If we were considering one of the other European monarchies we might entertain the possibility that, like Queen Beatrix in The Netherlands, Elizabeth could sever the link between breathing and reigning, abdicate and speed the whole process up. But the Queen is not Dutch and there is no reason to imagine her resiling from the vows she made at her coronation. So we are stuck with her.

If we had Beyoncé as queen, life would be much more exciting, of course. But we do not. So let us consider what Elizabeth has done. Not much, according to David Starkey, the professional controversialist and historian. She has, he claims, “done and said nothing that anybody will remember”. Poor Mr Starkey is getting confused if he thinks this a criticism. A few years ago, while writing a book about monarchy, I trawled through every speech the Queen had ever made. Not only could I not find anything controversial.

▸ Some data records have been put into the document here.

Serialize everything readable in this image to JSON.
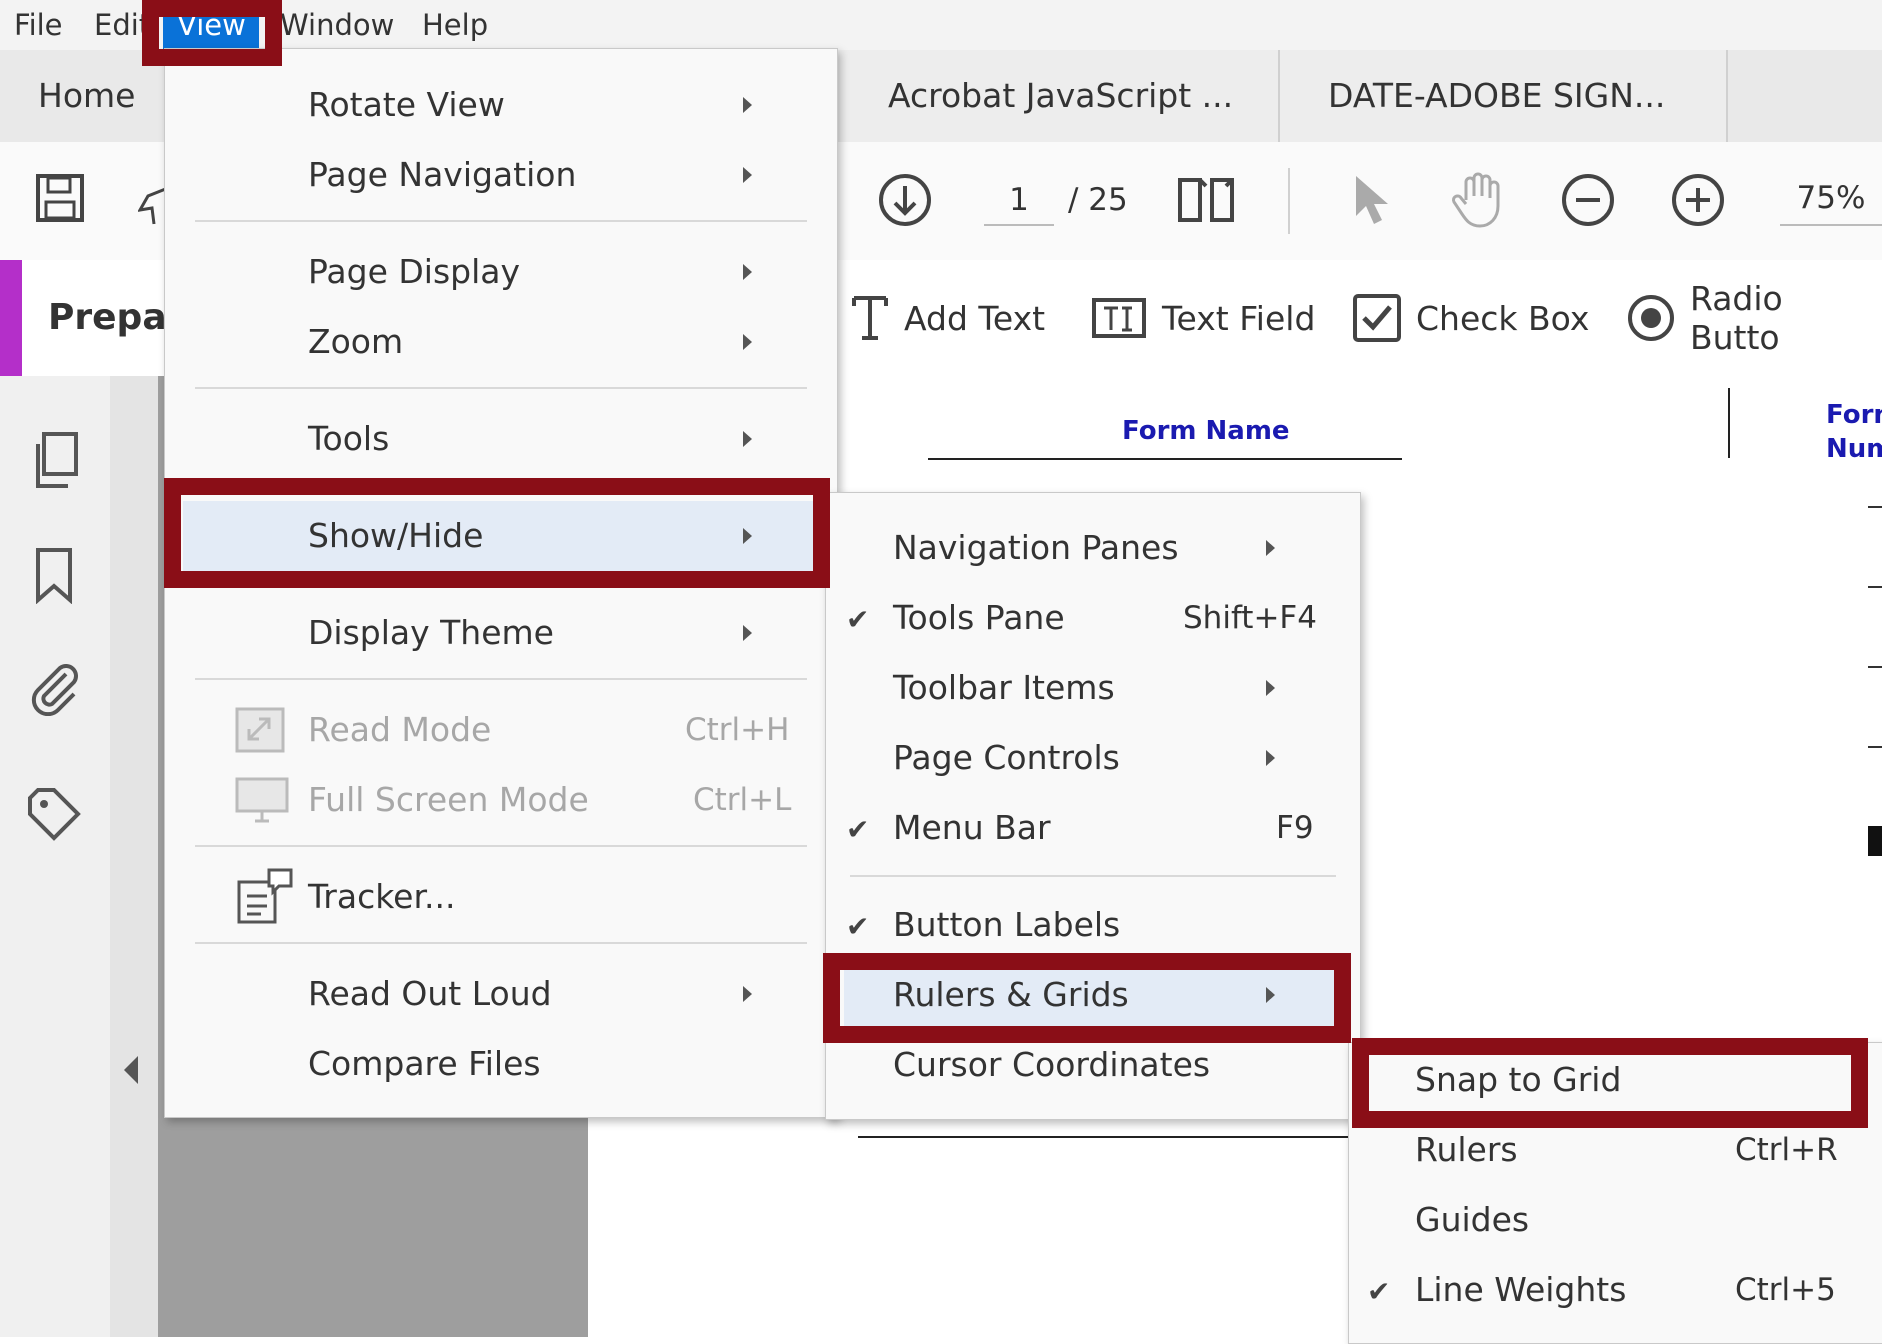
{
  "menubar": {
    "items": [
      "File",
      "Edit",
      "View",
      "Window",
      "Help"
    ]
  },
  "tabs": {
    "home": "Home",
    "doc1": "Acrobat JavaScript ...",
    "doc2": "DATE-ADOBE SIGN..."
  },
  "toolbar": {
    "page_current": "1",
    "page_total": "/ 25",
    "zoom": "75%"
  },
  "prepare": {
    "title": "Prepar",
    "tools": [
      "Add Text",
      "Text Field",
      "Check Box",
      "Radio Butto"
    ]
  },
  "document": {
    "form_name": "Form Name",
    "form_number_1": "Form",
    "form_number_2": "Numb"
  },
  "view_menu": {
    "rotate_view": "Rotate View",
    "page_navigation": "Page Navigation",
    "page_display": "Page Display",
    "zoom": "Zoom",
    "tools": "Tools",
    "show_hide": "Show/Hide",
    "display_theme": "Display Theme",
    "read_mode": "Read Mode",
    "read_mode_sc": "Ctrl+H",
    "full_screen": "Full Screen Mode",
    "full_screen_sc": "Ctrl+L",
    "tracker": "Tracker...",
    "read_out_loud": "Read Out Loud",
    "compare_files": "Compare Files"
  },
  "showhide_menu": {
    "navigation_panes": "Navigation Panes",
    "tools_pane": "Tools Pane",
    "tools_pane_sc": "Shift+F4",
    "toolbar_items": "Toolbar Items",
    "page_controls": "Page Controls",
    "menu_bar": "Menu Bar",
    "menu_bar_sc": "F9",
    "button_labels": "Button Labels",
    "rulers_grids": "Rulers & Grids",
    "cursor_coordinates": "Cursor Coordinates"
  },
  "rulers_menu": {
    "snap_to_grid": "Snap to Grid",
    "rulers": "Rulers",
    "rulers_sc": "Ctrl+R",
    "guides": "Guides",
    "line_weights": "Line Weights",
    "line_weights_sc": "Ctrl+5"
  },
  "colors": {
    "highlight_frame": "#8a0e17",
    "menu_selected": "#0a72d8",
    "prepare_accent": "#b42fc9",
    "form_label": "#1a1ab0"
  }
}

I could hardly find anything interesting.

This is a mark of genius. In a constitutional monarchy our heads of state are expected to buckle up. You only have to imagine the reverse: the provocative remark, even the interesting remark, immediately invites disagreement.

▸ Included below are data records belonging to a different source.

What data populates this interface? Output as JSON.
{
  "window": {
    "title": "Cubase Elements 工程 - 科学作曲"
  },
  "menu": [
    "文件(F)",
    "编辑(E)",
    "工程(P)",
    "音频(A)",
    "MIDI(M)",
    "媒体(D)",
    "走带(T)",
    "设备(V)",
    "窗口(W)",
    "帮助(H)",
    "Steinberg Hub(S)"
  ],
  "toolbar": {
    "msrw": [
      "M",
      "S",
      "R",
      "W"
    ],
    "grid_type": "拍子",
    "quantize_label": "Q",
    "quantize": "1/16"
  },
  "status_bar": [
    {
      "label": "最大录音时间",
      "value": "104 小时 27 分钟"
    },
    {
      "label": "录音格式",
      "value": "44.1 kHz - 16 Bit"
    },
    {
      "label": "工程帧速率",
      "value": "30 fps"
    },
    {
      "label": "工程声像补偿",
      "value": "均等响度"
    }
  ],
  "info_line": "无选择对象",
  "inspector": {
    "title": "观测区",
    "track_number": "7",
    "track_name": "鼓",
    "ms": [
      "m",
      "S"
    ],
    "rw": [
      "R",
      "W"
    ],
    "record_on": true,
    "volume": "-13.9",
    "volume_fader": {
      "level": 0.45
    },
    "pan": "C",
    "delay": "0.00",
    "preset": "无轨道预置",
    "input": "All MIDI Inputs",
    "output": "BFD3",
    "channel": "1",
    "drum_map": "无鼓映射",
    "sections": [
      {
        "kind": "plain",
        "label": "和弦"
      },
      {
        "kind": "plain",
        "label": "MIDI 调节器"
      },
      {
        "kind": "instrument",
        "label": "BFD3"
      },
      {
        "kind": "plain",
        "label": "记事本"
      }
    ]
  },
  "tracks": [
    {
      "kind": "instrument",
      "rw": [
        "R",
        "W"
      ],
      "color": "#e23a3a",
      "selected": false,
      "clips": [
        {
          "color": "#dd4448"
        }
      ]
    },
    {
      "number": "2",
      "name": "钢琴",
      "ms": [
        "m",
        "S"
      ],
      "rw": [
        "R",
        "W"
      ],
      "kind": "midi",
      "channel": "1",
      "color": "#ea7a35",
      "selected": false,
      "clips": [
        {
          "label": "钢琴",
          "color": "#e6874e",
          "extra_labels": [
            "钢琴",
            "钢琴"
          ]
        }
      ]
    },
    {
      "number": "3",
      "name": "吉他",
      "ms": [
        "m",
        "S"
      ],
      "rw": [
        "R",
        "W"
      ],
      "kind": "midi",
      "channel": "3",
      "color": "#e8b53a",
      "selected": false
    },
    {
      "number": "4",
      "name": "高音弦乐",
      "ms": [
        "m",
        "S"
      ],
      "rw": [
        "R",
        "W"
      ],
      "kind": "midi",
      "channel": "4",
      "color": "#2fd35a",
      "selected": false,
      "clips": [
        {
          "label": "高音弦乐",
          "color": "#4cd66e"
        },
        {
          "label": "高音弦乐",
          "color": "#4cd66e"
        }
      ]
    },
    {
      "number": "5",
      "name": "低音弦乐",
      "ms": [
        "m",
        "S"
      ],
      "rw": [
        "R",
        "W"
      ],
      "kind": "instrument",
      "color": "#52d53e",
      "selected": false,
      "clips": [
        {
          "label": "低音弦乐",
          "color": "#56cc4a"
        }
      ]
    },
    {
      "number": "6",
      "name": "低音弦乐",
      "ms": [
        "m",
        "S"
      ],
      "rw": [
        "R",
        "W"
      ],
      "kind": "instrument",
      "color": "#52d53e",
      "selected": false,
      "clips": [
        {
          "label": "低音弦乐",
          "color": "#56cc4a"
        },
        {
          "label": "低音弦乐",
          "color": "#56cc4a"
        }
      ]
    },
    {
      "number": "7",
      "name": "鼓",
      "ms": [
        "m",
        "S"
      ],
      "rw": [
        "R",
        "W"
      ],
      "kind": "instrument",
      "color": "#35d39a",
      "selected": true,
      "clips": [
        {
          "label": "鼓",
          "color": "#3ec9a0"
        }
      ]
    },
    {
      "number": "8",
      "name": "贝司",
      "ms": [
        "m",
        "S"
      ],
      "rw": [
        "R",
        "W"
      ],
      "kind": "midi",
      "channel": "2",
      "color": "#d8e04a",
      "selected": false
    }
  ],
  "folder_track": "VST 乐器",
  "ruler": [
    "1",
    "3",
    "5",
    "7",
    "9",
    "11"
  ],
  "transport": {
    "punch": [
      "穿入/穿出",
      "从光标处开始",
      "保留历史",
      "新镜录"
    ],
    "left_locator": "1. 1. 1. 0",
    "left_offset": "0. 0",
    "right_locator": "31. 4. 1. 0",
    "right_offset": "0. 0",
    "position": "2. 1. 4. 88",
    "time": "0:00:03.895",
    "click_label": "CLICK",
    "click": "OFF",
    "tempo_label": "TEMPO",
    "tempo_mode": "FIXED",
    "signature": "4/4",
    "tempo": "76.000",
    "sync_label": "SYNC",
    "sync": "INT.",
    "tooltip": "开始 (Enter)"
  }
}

So long as the monarch has no power, his or her function is purely to unite and to make the citizenry feel better about themselves. That is why courtiers talk the Disneyfied language of being “in the happiness business”.

It is not a role many of us would choose. Given a chance would you prefer to hope for a Nobel Prize, to play Hamlet at Stratford, organise a local food bank or, alternatively, to attend the 123rd opening of a new bypass? Lucky for the rest of us, then, that the role is restricted to a single family. And it is intuitively comprehensible as a model for society: we can all understand families — that they have brainy members, sporty members, good eggs, black sheep. Having the national identity incorporated in an individual because they belong to a particular family makes the whole nation feel something of a family.

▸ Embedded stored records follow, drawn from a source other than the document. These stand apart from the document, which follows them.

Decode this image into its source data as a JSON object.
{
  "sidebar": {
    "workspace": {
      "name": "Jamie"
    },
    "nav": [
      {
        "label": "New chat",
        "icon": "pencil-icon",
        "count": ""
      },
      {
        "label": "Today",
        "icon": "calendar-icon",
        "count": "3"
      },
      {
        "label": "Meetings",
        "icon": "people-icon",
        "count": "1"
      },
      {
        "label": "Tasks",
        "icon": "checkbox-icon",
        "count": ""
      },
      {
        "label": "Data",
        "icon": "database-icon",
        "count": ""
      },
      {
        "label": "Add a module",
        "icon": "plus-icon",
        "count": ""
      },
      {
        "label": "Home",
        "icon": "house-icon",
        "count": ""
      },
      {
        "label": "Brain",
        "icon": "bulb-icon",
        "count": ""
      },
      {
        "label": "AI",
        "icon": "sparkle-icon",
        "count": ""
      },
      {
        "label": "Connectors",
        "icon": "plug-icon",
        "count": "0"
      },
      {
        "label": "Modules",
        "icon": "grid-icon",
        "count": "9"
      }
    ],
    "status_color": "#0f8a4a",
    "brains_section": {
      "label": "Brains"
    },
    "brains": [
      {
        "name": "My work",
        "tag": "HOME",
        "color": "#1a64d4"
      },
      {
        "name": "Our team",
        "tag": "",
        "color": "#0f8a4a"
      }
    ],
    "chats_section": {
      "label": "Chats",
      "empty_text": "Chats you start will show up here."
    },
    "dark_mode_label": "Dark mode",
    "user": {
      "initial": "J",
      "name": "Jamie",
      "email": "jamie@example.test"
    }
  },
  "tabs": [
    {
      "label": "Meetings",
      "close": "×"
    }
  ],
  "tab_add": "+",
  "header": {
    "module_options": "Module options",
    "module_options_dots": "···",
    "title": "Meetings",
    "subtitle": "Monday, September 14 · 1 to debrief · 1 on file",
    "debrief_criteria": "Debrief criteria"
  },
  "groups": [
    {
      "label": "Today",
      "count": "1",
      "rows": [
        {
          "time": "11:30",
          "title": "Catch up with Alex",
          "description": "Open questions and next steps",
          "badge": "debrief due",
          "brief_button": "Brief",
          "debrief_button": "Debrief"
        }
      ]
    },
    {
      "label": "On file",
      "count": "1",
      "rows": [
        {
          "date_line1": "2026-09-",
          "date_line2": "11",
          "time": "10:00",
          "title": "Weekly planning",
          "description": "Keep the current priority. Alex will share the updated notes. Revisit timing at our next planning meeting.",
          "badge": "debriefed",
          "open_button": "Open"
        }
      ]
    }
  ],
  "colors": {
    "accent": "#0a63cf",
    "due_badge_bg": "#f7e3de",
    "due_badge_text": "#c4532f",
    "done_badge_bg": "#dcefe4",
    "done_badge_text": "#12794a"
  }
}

If they cannot perform this elementary task of making us feel better about ourselves, then, certainly, let us get rid of them. An elected presidency would certainly be more democratic, and more reasonable. But at least this way, we keep the ultimate prize out of the hands of those who want it. President Tony Blair, anyone?

In the 63 years and 216 days she will have occupied our throne, the Queen has seen Britain retreat from Empire and diminish in the eyes of much of the rest of the world. But she has presided over an enormous social upheaval at home, which has occurred with hardly an instance of violence. It remains a prosperous country with solid institutions. Her pasty, monoglot nation has become infinitely varied. We can all take credit for that. To suggest that the country’s constitutional arrangements have nothing to do with it is just silly. So let’s not spend next Wednesday in any special carnival. Instead, we should celebrate a feat that is unremarkable, dutiful and, in its way, rather admirable.